Estas familias que ocupan distintas fracciones del campo Libertad, en proximidades de la localidad de Quilino, se dedican a la producción intensiva de cabritos (tienen en total más de 5 mil animales), de ganado ovino, de miel y de carbón de leña desde tiempos inmemoriales. En algunos casos representan la cuarta y en otros la tercera generación familiar dedicada a estas actividades en el mismo predio de 13 mil hectáreas que corre serio riesgo de liquidarse por la quiebra de Feigin y que comparten en un modelo de producción ejemplar.
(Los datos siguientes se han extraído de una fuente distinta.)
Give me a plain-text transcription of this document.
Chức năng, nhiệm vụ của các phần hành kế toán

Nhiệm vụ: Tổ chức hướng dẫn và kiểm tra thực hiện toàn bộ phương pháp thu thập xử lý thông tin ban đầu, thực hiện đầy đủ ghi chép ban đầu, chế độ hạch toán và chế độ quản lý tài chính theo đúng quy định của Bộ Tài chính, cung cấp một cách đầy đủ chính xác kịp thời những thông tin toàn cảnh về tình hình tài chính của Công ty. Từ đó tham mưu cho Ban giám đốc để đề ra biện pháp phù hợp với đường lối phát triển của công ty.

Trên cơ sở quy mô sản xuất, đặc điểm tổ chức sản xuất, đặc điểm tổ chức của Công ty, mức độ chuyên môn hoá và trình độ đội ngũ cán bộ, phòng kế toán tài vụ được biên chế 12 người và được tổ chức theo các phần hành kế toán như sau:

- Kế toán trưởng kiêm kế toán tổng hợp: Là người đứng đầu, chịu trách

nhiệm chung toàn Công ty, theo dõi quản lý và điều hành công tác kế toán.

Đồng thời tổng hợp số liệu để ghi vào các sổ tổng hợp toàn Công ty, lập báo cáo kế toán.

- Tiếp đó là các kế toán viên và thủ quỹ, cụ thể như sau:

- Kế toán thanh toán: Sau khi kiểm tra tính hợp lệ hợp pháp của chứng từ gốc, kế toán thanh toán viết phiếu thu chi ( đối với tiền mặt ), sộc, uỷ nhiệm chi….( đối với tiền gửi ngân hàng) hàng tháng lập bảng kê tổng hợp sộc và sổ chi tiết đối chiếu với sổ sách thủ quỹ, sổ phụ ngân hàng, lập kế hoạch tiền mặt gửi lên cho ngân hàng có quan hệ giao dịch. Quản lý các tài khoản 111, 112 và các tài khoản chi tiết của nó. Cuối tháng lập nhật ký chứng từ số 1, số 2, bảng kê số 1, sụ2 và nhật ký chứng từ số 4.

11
Los dirigentes y representantes legales del Movimiento de Campesinos de Córdoba han concretado en los últimos tres años diversas gestiones para que estos productores puedan seguir con la actividad en las tierras que ocupan desde siempre y que por ello reconocen como propias.

Cincuenta familias viven desde principios del siglo pasado en las 13 mil hectáreas del campo Libertad, cerca de Quilino.

Durante la gestión de Juan Schiaretti se iniciaron los trámites para incluir a 26 de estas 50 familias en el Registro Provincial de Poseedores, aunque ahora, bajo la administración de José Manuel de la Sota, el procedimiento está virtualmente paralizado.

La quiebra se sustancia en el Juzgado de 52ª Nominación de Córdoba y su titular llevó a cabo una última audiencia a principios de junio, con la participación de representantes de los acreedores de Feigin, del Movimiento de Campesinos y de la Unidad de Saneamiento de Títulos y Registro de Poseedores de la Provincia. Los productores temen con justa razón que las tierras que ocupan y trabajan sean rematadas y que luego se los de-

saloje del campo La Libertad.

Por eso reclaman la intervención de la Provincia, con el fin de evitar el grave problema social que generaría el hecho de que 300 personas se queden sin vivienda y sin los recursos para producir y vivir.

Recuerdan en tal sentido que han hecho sustanciales mejoras en estas tierras que comparten, sumando energía solar y agua corriente a cada una de las fracciones. Además, han perfeccionado la producción primaria con la elaboración de conservas, escabeches y el fraccionamiento y envase de la miel. Han incorporado a la producción caprina machos y hembras reproductoras que mejoraron la calidad de los ejemplares.

En materia educativa, estas familias han logrado sumar un Cenma para adultos en la única escuela primaria de la zona rural que habitan y ahora pretenden crear un colegio secundario con el fin de que los adolescentes tengan una opción complementaria para formarse y evitar la tentación del desarraigo.